It may be the women who ultimately define the narrative at the Vienna City Marathon on 19 April—an event that has steadily refined its reputation as a stage for both precision pacing and opportunistic breakthroughs.
At the front, the Ethiopian pairing of Haftamnesh Tesfaye and Tigist Gezahagn arrives with intent rather than intrigue. The goal is not merely to win, but to press the architecture of the race itself—namely the 2:20:59 course record—and, if conditions align, to challenge the psychological barrier just beneath it.

The 43rd edition has drawn more than 46,000 entrants across its two-day programme, with 13,000 set to contest the marathon distance alone. That scale matters. It underscores Vienna’s evolution into a global mass-participation event, yet one that retains its elite edge as a Vienna City Marathon—a World Athletics Elite Label Road Race calibrated for fast times and credible competition.
There is, too, a subtle narrative thread connecting generations. The recent emergence of Foyten Tesfaye—whose startling 2:10:51 debut in Barcelona reset expectations—casts a long, if indirect, shadow. While such velocity remains out of scope here, her older sister Haftamnesh represents a different arc: one of interruption and return. Now 31, her 2:20:13 from Dubai in 2018 remains her benchmark, achieved before stepping away from the sport in 2020. Motherhood and time have intervened; so too has a recalibration of purpose. Her preparation within Gemedu Dedefo’s Addis Ababa training group—alongside athletes such as Tigst Assefa and Hawi Feysa—suggests a return not of nostalgia, but of renewed competitiveness.
Gezahagn, by contrast, is in motion. The 26-year-old opened her season with a victory in Doha, lowering her personal best to 2:21:14. Vienna presents a logical extension of that trajectory. Under the guidance of her manager, Tadesse Abraham, expectations are calibrated but not restrained: a fast race, contingent on weather, is the working assumption.
Kenya’s Betty Chepkemoi offers resistance of a different kind. The defending champion’s 2:24:14 victory last year came in conditions that discouraged ambition and rewarded resilience. It was, notably, her second marathon—an improvement of more than ten minutes over her debut. Now 25 and training in Kapsabet under Claudio Berardelli, she returns with a dual objective: refine the personal best and, if the race allows, control it once more.

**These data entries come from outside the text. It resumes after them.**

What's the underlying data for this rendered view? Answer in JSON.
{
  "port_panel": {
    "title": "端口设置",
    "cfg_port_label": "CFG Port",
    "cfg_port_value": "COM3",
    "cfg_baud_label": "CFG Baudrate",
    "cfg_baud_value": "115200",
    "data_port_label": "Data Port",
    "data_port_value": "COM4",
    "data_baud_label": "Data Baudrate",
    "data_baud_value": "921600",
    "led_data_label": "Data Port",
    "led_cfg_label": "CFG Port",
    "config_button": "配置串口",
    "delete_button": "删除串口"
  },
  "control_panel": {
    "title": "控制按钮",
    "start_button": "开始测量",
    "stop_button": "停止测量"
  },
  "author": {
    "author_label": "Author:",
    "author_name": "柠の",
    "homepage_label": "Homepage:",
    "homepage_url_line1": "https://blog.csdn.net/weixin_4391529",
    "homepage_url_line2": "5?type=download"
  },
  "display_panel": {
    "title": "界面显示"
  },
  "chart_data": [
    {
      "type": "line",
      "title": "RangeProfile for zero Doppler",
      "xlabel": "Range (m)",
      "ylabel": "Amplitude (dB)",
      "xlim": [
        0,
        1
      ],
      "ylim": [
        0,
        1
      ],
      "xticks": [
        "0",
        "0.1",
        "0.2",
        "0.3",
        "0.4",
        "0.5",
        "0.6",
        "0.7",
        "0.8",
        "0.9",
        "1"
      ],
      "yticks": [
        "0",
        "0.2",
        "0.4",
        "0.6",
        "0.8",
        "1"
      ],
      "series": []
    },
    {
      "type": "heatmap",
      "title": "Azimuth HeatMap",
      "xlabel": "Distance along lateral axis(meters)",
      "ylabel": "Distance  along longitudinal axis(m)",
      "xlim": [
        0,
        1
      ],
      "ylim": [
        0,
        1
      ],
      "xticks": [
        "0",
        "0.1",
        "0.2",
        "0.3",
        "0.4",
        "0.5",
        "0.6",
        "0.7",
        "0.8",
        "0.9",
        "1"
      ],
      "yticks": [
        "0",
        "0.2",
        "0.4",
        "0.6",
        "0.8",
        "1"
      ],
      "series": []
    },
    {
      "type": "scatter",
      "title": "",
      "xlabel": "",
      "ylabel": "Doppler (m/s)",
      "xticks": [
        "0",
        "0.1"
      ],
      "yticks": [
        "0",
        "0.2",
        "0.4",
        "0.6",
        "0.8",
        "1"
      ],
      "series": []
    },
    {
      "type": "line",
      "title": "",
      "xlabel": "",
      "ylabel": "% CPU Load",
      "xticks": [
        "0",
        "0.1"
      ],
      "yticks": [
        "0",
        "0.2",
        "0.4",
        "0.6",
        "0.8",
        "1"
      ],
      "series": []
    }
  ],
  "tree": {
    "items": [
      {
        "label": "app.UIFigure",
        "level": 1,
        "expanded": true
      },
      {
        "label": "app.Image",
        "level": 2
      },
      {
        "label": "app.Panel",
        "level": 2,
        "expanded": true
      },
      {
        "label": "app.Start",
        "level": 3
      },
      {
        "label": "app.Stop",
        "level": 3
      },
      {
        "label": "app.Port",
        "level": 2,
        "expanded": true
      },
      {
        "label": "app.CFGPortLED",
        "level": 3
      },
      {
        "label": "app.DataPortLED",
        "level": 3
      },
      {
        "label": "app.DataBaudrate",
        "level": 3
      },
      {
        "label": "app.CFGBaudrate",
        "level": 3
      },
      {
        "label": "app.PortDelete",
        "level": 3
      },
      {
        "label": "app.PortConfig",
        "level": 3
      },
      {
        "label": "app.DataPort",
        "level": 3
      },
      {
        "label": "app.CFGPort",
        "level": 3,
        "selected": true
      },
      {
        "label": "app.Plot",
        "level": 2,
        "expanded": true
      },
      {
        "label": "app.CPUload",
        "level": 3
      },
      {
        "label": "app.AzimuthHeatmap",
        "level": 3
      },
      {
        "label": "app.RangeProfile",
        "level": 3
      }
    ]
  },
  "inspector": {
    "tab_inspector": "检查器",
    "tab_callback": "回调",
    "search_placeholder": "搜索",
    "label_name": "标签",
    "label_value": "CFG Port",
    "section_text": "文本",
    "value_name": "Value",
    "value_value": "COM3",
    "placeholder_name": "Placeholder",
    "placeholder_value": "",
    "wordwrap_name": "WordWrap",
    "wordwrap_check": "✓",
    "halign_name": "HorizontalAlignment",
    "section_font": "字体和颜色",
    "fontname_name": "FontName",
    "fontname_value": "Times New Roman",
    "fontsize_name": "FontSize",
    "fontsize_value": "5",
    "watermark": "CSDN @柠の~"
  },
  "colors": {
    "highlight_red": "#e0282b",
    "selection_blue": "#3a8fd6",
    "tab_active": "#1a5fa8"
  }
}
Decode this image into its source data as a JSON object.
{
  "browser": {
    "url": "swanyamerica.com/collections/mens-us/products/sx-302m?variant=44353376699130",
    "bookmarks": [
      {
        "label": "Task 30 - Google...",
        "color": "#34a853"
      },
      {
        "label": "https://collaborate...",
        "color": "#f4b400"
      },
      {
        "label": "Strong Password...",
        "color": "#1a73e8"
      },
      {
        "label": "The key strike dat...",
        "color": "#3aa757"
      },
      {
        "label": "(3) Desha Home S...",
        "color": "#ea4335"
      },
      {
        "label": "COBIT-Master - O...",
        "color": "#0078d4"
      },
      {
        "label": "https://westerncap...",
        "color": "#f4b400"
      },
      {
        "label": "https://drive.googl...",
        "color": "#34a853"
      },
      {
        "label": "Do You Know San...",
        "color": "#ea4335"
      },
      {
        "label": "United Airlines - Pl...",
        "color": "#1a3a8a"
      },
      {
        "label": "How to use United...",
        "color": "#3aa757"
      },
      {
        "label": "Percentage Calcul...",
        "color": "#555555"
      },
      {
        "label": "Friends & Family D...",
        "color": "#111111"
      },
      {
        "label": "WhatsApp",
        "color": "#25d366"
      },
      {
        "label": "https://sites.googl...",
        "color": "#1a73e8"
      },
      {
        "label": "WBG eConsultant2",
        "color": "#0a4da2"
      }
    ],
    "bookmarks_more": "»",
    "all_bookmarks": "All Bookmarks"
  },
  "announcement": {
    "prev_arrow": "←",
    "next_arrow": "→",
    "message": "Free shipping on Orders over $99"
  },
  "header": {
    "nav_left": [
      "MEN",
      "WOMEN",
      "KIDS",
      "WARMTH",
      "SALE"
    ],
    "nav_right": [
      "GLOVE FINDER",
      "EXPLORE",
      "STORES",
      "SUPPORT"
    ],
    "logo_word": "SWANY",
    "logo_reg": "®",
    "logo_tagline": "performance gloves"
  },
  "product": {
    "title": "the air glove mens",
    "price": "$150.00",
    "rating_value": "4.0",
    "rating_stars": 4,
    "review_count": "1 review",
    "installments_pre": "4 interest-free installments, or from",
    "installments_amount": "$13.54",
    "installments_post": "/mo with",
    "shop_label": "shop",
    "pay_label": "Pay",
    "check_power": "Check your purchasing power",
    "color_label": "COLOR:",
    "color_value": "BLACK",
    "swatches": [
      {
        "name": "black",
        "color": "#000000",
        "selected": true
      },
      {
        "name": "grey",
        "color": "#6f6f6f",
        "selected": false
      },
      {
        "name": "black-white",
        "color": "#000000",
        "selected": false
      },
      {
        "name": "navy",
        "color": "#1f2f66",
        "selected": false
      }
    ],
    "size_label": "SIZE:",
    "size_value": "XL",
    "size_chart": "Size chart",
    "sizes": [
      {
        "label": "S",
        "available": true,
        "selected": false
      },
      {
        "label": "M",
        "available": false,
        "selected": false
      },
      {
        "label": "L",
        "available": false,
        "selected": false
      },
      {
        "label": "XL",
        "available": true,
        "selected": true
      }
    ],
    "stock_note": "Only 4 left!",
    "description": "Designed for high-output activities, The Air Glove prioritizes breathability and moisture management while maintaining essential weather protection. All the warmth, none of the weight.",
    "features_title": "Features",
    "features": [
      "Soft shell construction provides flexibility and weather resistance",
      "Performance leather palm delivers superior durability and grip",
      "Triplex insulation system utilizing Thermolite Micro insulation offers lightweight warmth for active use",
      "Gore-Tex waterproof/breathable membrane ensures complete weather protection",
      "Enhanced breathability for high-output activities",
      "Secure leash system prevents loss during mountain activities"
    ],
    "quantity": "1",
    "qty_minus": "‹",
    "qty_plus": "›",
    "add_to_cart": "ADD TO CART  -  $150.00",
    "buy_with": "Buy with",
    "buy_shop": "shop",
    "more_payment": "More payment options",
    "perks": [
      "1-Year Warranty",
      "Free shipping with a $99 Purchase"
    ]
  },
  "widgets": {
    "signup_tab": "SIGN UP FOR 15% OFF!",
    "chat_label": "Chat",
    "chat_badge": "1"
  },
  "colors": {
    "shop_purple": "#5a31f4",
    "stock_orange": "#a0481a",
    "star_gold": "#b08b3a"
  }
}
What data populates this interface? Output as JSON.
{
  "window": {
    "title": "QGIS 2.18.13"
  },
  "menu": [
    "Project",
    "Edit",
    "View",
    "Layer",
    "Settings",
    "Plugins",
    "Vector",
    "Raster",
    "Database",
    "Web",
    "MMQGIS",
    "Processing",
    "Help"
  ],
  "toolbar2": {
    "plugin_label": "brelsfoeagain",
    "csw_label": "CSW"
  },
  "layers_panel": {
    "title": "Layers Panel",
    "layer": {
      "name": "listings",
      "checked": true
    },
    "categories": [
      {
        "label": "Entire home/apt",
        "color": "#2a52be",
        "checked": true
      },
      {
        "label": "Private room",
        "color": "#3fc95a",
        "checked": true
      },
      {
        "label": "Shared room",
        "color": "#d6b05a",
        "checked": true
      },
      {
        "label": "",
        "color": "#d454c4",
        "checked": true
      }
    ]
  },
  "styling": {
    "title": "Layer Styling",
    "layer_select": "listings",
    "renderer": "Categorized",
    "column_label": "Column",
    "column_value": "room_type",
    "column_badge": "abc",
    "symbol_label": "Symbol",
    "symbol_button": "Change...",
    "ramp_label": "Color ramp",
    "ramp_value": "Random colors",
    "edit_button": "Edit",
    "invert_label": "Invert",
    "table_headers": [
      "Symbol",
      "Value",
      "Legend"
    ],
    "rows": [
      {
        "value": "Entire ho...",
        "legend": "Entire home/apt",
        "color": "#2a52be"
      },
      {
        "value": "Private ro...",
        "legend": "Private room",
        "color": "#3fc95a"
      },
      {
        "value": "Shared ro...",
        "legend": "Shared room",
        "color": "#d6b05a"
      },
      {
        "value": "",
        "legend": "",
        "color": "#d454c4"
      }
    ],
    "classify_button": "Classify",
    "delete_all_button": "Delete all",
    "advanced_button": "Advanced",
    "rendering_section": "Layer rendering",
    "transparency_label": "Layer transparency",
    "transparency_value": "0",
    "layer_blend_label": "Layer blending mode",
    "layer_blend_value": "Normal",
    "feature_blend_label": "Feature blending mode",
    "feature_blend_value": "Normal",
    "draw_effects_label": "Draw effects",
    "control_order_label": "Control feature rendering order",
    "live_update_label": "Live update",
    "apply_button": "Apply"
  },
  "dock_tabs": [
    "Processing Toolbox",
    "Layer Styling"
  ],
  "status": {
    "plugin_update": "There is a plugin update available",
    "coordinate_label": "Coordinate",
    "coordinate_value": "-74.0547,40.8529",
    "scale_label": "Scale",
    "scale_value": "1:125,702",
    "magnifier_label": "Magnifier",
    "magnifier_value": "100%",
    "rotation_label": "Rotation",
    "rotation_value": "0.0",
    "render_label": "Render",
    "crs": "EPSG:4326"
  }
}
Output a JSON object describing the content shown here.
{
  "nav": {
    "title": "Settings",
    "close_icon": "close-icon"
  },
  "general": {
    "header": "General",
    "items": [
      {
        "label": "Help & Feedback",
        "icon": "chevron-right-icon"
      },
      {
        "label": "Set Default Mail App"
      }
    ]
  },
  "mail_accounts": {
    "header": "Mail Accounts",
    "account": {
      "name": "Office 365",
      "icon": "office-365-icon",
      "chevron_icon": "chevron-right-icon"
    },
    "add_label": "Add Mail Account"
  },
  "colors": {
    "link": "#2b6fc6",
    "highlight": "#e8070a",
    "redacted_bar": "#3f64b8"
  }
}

Beyond the front trio, the field deepens rather than dilutes. Lindsay Flanagan, whose 2:23:31 from Chicago remains a marker of her capability, re-enters the marathon after injury. For the 35-year-old, Vienna is less about placement than re-establishing continuity. Meanwhile, Faith Chepkoech returns to a course that once amplified her potential—runner-up on debut in 2:26:22, and still in pursuit of a performance that aligns with that early signal.
Vienna has a history of producing orderly races that, under the right conditions, tip into something more consequential. This year, the ingredients suggest a familiar equation: a disciplined early pace, a narrowing lead group, and—if the margins permit—a late recalibration toward the clock. Whether that resolves in a record or simply a compelling contest may depend less on ambition than on execution.